Based on what has been said so far about deception, it’s easy to draw the conclusion that the MPEC as a conception is nothing but a delusion. It’s been almost three months since I conceived it. It’s body of knowledge is still very small, no signs of sentience. Feeding it constantly with the best nutrients of my thinking with no social support seems a little bit problematic. Perhaps it’s not too late to make an abortion? I’ve tried to do my best. I’ve made a commitment and followed through it. I’ve been honest and consistent in every step. Wait… what? Abortion? Am I going to kill the helpless fetus of the MPEC? How irresponsible! How cruel! I shouldn’t do that. It’s already alive and has a huge potential for growth. I must keep nurturing it at least for another six months without worrying about social support of any of that shit.
Isn’t it funny that as soon as we start doubting virtually any course of action we’ve taken, we can always find arguments to abrupt it? Whatever lies behind our motivation for studying English or any other Ubersprache of the future it doesn’t have the property of a finished structure. It’s always possible to put a new foundation under it. All we have to do is find a reason that might have a greater potential for gaining power over our thoughts and actions in the long run and integrate it into a current structure of reasons.
Before I started working on the MPEC at the end of June, I had been obsessed with the concept of Ubersprache. The abandonment of English seemed inevitable and I even wrote that at the end of the year I must be prepared to shift my thinking to German. Since the parliament of my warring instincts is terrified by the idea of dissolving “I” in “Ich” the same way as “я” was dissolved in “I,” the MPEC was a plausible alternative to this course of action. Now, it seems, the MPEC might not be an alternative but the main reason that will drive me to quit English.
5.
A great deal of philosophical attitude towards life consists in overcoming self-deception. The most powerful “self,” whether it is the old “ego” or the familiar-to-all-of-us “I,” can’t survive without lying. Just think for a moment about all these judgments your “I” has made (without necessarily articulating them even to itself) while processing my meditations. How many of these judgments were based on a genuine attempt to understand me? How many were guided by the desire to engage in an actual philosophical discussion? How many were determined by an authentic search for wisdom?

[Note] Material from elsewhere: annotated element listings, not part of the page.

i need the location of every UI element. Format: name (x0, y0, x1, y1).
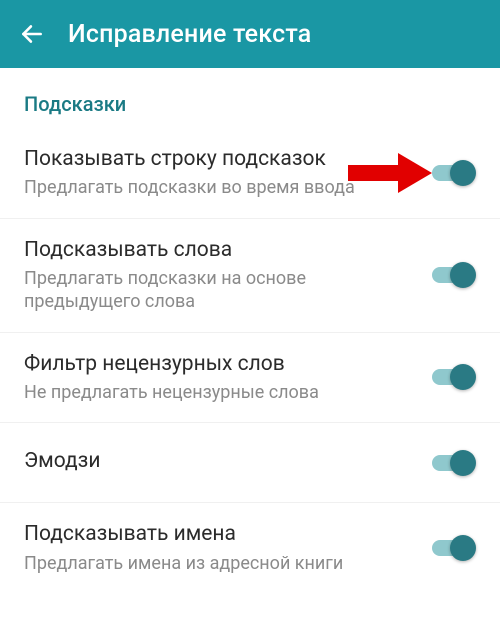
page-title: Исправление текста (68, 20, 311, 49)
toggle-profanity-filter[interactable] (432, 364, 476, 390)
setting-title: Показывать строку подсказок (24, 146, 416, 172)
setting-text: Подсказывать слова Предлагать подсказки … (24, 237, 432, 314)
setting-text: Фильтр нецензурных слов Не предлагать не… (24, 351, 432, 405)
switch-knob (450, 160, 476, 186)
setting-text: Эмодзи (24, 448, 432, 478)
setting-title: Фильтр нецензурных слов (24, 351, 416, 377)
setting-title: Эмодзи (24, 448, 416, 474)
toggle-suggest-words[interactable] (432, 262, 476, 288)
toggle-show-suggestion-strip[interactable] (432, 160, 476, 186)
arrow-back-icon (19, 21, 45, 47)
setting-subtitle: Не предлагать нецензурные слова (24, 381, 416, 404)
setting-subtitle: Предлагать подсказки на основе предыдуще… (24, 267, 416, 314)
setting-profanity-filter[interactable]: Фильтр нецензурных слов Не предлагать не… (0, 333, 500, 424)
switch-knob (450, 450, 476, 476)
back-button[interactable] (8, 10, 56, 58)
setting-subtitle: Предлагать подсказки во время ввода (24, 176, 416, 199)
setting-suggest-names[interactable]: Подсказывать имена Предлагать имена из а… (0, 503, 500, 593)
toggle-emoji[interactable] (432, 450, 476, 476)
switch-knob (450, 364, 476, 390)
setting-emoji[interactable]: Эмодзи (0, 423, 500, 503)
setting-show-suggestion-strip[interactable]: Показывать строку подсказок Предлагать п… (0, 128, 500, 219)
switch-knob (450, 262, 476, 288)
switch-knob (450, 535, 476, 561)
section-header-hints: Подсказки (0, 68, 500, 128)
appbar: Исправление текста (0, 0, 500, 68)
setting-title: Подсказывать слова (24, 237, 416, 263)
setting-text: Показывать строку подсказок Предлагать п… (24, 146, 432, 200)
setting-text: Подсказывать имена Предлагать имена из а… (24, 521, 432, 575)
setting-suggest-words[interactable]: Подсказывать слова Предлагать подсказки … (0, 219, 500, 333)
setting-subtitle: Предлагать имена из адресной книги (24, 552, 416, 575)
toggle-suggest-names[interactable] (432, 535, 476, 561)
setting-title: Подсказывать имена (24, 521, 416, 547)
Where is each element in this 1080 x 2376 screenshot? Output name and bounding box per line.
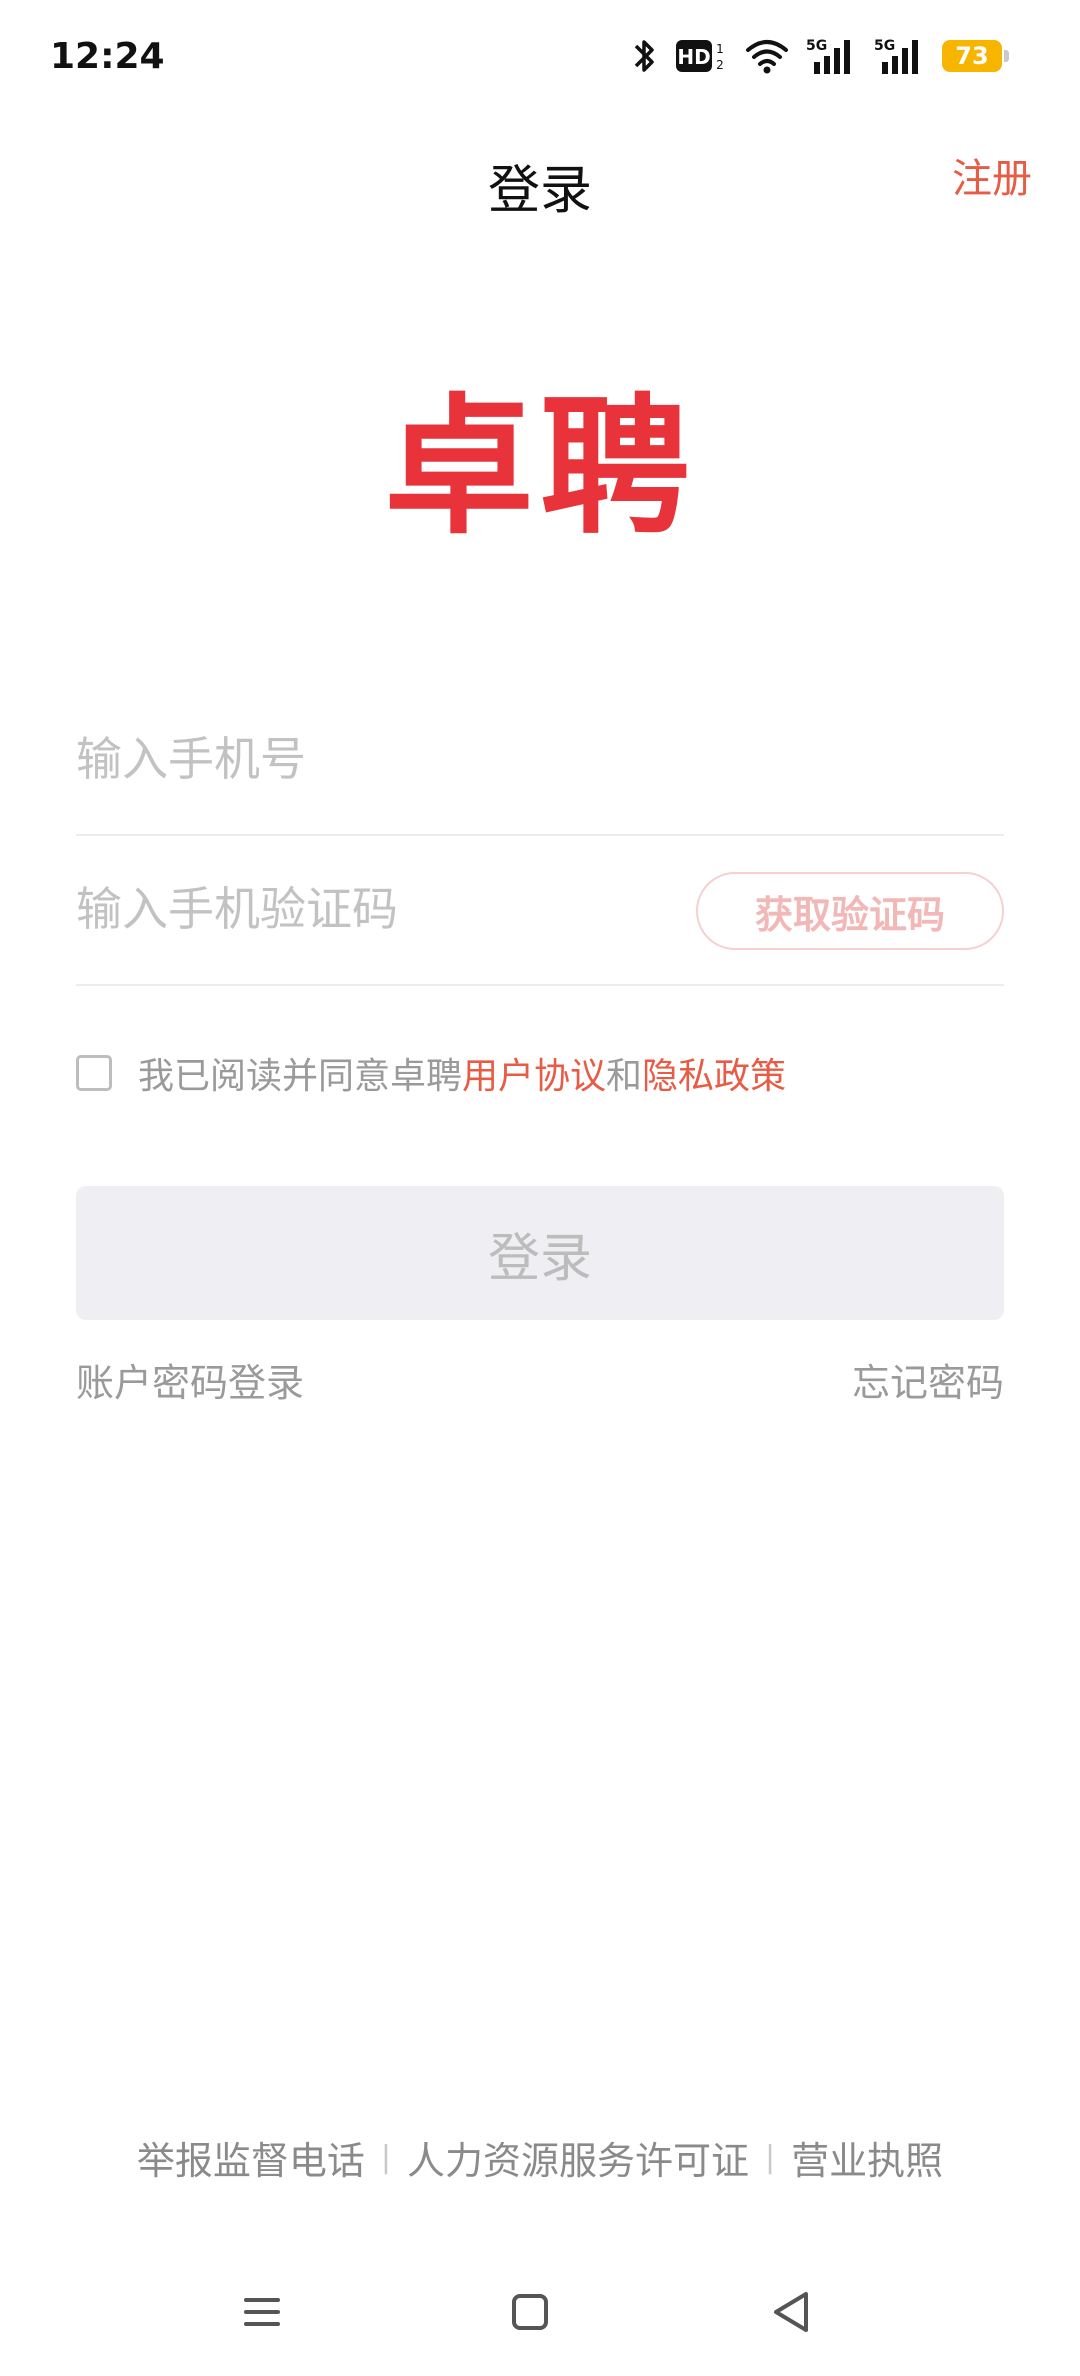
back-icon[interactable] <box>762 2282 822 2342</box>
svg-text:5G: 5G <box>806 38 827 54</box>
svg-text:2: 2 <box>716 58 724 72</box>
code-field: 获取验证码 <box>76 836 1004 986</box>
svg-text:HD: HD <box>677 45 710 69</box>
phone-field <box>76 686 1004 836</box>
forgot-password-link[interactable]: 忘记密码 <box>852 1352 1004 1407</box>
login-button[interactable]: 登录 <box>76 1186 1004 1320</box>
password-login-link[interactable]: 账户密码登录 <box>76 1352 304 1407</box>
phone-input[interactable] <box>76 686 676 832</box>
agreement-checkbox[interactable] <box>76 1055 112 1091</box>
agreement-text: 我已阅读并同意卓聘 <box>138 1056 463 1097</box>
hr-license-link[interactable]: 人力资源服务许可证 <box>407 2130 749 2185</box>
status-icons: HD 1 2 5G 5G 73 <box>630 34 1009 78</box>
register-link[interactable]: 注册 <box>952 146 1032 204</box>
user-agreement-link[interactable]: 用户协议 <box>462 1047 606 1099</box>
svg-text:5G: 5G <box>874 38 895 54</box>
home-icon[interactable] <box>500 2282 560 2342</box>
bluetooth-icon <box>630 36 658 76</box>
footer-separator: | <box>765 2140 776 2175</box>
status-time: 12:24 <box>50 36 165 77</box>
5g-signal-icon: 5G <box>874 36 926 76</box>
status-bar: 12:24 HD 1 2 5G 5G 73 <box>0 0 1080 120</box>
menu-icon[interactable] <box>232 2282 292 2342</box>
business-license-link[interactable]: 营业执照 <box>791 2130 943 2185</box>
login-screen: 12:24 HD 1 2 5G 5G 73 登录 注册 卓聘 输入手机号 输入手… <box>0 0 1080 2376</box>
footer-links: 举报监督电话 | 人力资源服务许可证 | 营业执照 <box>0 2130 1080 2185</box>
system-nav-bar <box>0 2260 1080 2360</box>
agreement-row: 我已阅读并同意卓聘 用户协议 和 隐私政策 <box>76 1048 786 1098</box>
footer-separator: | <box>380 2140 391 2175</box>
battery-icon: 73 <box>942 40 1009 72</box>
page-title: 登录 <box>487 161 592 221</box>
get-code-button[interactable]: 获取验证码 <box>696 872 1004 950</box>
wifi-icon <box>744 36 790 76</box>
svg-text:1: 1 <box>716 42 724 56</box>
privacy-policy-link[interactable]: 隐私政策 <box>642 1047 786 1099</box>
agreement-and-text: 和 <box>606 1056 643 1097</box>
verification-code-input[interactable] <box>76 836 676 982</box>
hd-icon: HD 1 2 <box>674 36 728 76</box>
report-phone-link[interactable]: 举报监督电话 <box>137 2130 365 2185</box>
app-logo: 卓聘 <box>383 381 696 555</box>
5g-signal-icon: 5G <box>806 36 858 76</box>
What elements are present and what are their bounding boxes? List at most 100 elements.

See, your “I” is programmed to avoid anything that can potentially harm it, whereas philosophy aims not just to harm but completely obliterate it. One of the most famous “inventors” of our time, Steve Jobs, once said that he would trade all of his technology for an afternoon with Socrates. Do you think you would be able to talk to Socrates?
Overcoming self-deception requires decades of serious work. It’s not just about using language in a proper way, drawing a line between the known and the unknown and pulling back our minds whenever this line is crossed. We must also think about the nature of the language itself, its relation to the world, its structure. By the structure, I don’t mean syntax but the permanently shifting hierarchy of all languages and the position of our language in it. This is what I have in mind when I use the concept of Ubersprache—the language that temporarily occupies the top position and thereby imbues its subjects with the complex of superiority, which is always followed by arrogance and an eventual downfall.